Last night among family and friends, we brought Brian to the construction site to meet several Lane Construction employees. One of the employees had called me a few days prior really wanting to know about Brian and his autism and what to expect. They really went out of their way to understand him and I warned them that the whole meeting may be overwhelming and though he loves to watch the trucks, he may be a little scared to actually go in one.
They had a bag full of goodies for Brian, complete with all the construction gear he would need to be a team member. They even gave him his own hard hat with his name on it.
They asked him if he wanted to ride in the water truck. All week we’d been reading a social story I had made him about seeing and riding in the water truck. At home, he had told me he wanted to ride in the truck. But at the site, after seeing it, he clearly said, “No, thanks!”.
We all laughed and the team asked if he wanted to see it go and spray water. He was okay with that option. A team member drove it up and down the road, spraying water, making most of us wish we had rolled up the windows in our car. But really not caring, after watching Brian flap and jump and laugh.
The Lane Construction men were so patient with Brain, clearly heeding what I had said in our conversations over Facebook and on the phone. Eventually Brian got in the water truck while it was parked and operated the lever that made the water spray and figured out the horn. After that, there was no stopping him from climbing in to spray the water. He ran around in euphoria watching the water flow from the water truck. Brian’s three biggest loves (perseverations) are vehicles, water, and zoo animals. All we needed was a zebra and it would’ve been the perfect trifecta.
They had several other parked construction vehicles that Brian loudly said, “No, thanks!” about climbing in. But again, the team was so great and so patient and they waited him out. And then, when he was ready and comfortable, he climbed into each (parked and not running) with the best grin on his face.
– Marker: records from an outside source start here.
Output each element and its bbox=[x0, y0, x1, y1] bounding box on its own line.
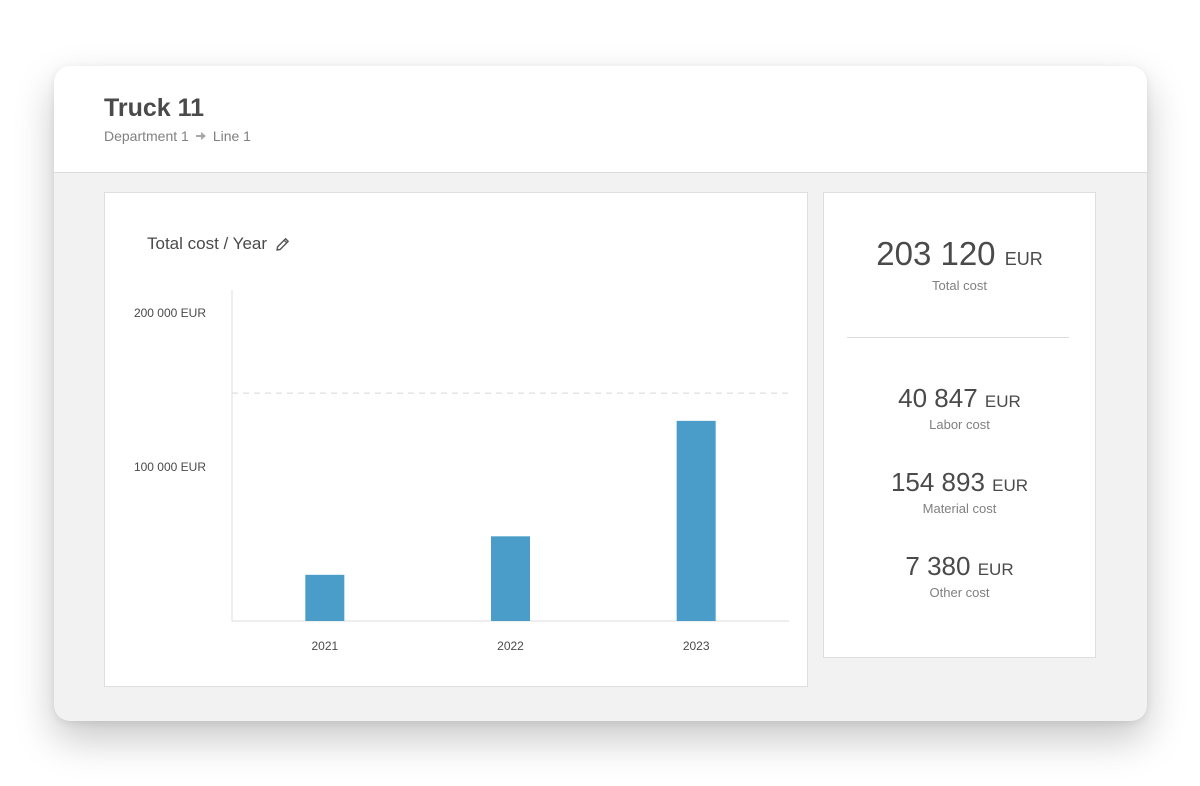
bar-2022[interactable] bbox=[491, 536, 530, 621]
y-tick-label: 200 000 EUR bbox=[134, 306, 206, 320]
total-cost-unit: EUR bbox=[1004, 249, 1043, 269]
breadcrumb: Department 1 Line 1 bbox=[104, 128, 251, 144]
chart-card: Total cost / Year 100 000 EUR 200 000 EUR… bbox=[104, 192, 808, 687]
app-window: Truck 11 Department 1 Line 1 Total cost … bbox=[54, 66, 1147, 721]
other-cost-unit: EUR bbox=[977, 560, 1014, 579]
pencil-icon[interactable] bbox=[274, 236, 291, 253]
labor-cost-unit: EUR bbox=[984, 392, 1021, 411]
arrow-right-icon bbox=[195, 131, 207, 141]
labor-cost-value: 40 847 bbox=[898, 383, 978, 413]
other-cost-label: Other cost bbox=[929, 585, 990, 600]
other-cost-value: 7 380 bbox=[905, 551, 971, 581]
total-cost-value: 203 120 bbox=[876, 235, 996, 272]
total-cost-label: Total cost bbox=[932, 278, 987, 293]
x-tick-label: 2021 bbox=[311, 639, 338, 653]
material-cost-stat: 154 893 EUR Material cost bbox=[824, 469, 1095, 516]
x-tick-label: 2023 bbox=[683, 639, 710, 653]
labor-cost-stat: 40 847 EUR Labor cost bbox=[824, 385, 1095, 432]
total-cost-stat: 203 120 EUR Total cost bbox=[824, 237, 1095, 293]
chart-title-row: Total cost / Year bbox=[147, 234, 291, 254]
material-cost-unit: EUR bbox=[992, 476, 1029, 495]
page-title: Truck 11 bbox=[104, 94, 205, 122]
labor-cost-label: Labor cost bbox=[929, 417, 990, 432]
breadcrumb-item-department[interactable]: Department 1 bbox=[104, 128, 189, 144]
breadcrumb-item-line[interactable]: Line 1 bbox=[212, 128, 251, 144]
other-cost-stat: 7 380 EUR Other cost bbox=[824, 553, 1095, 600]
chart-title: Total cost / Year bbox=[147, 234, 268, 253]
bar-2021[interactable] bbox=[305, 574, 345, 621]
cost-summary-card: 203 120 EUR Total cost 40 847 EUR Labor … bbox=[823, 192, 1096, 658]
x-tick-label: 2022 bbox=[497, 639, 524, 653]
page-header: Truck 11 Department 1 Line 1 bbox=[54, 66, 1147, 173]
summary-divider bbox=[847, 337, 1069, 338]
bar-chart: 100 000 EUR 200 000 EUR 2021 2022 2023 bbox=[134, 290, 789, 653]
bar-2023[interactable] bbox=[676, 420, 716, 621]
material-cost-label: Material cost bbox=[922, 501, 997, 516]
material-cost-value: 154 893 bbox=[890, 467, 985, 497]
y-tick-label: 100 000 EUR bbox=[134, 460, 206, 474]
At some point, I figured we’d get some bored and tired team members. It’s hard if you’re not around autism every day to really grasp it and understand it. I wasn’t sure if this was more about positive publicity (which is good too, I think the construction workers deserve a break) than providing Brian with an amazing evening. But we never hit that roadblock. It was clear, minutes in to the evening, that this was truly about Brian. Every person there was so genuininely happy to just be there and to watch Brian. No one was on a time schedule and they bent over backwards to make sure it was all about Brian and did whatever it took to make him happy.
I blog and share a lot about the tribulations of autism. Brian doesn’t get to enjoy those moments that most families take for granted- joining a sports team, getting invited to birthday parties, sleepovers, riding a bike without his Mom, and so forth. So a moment like this means the world to our family. Seeing Brian noticed and honored for who he is, means everything.
Who would’ve thought, us sending a simple thank you to the construction workers, would lead to them giving Brian the best “thank you” we could’ve ever dreamed for. Brian’s smile clearly says it all.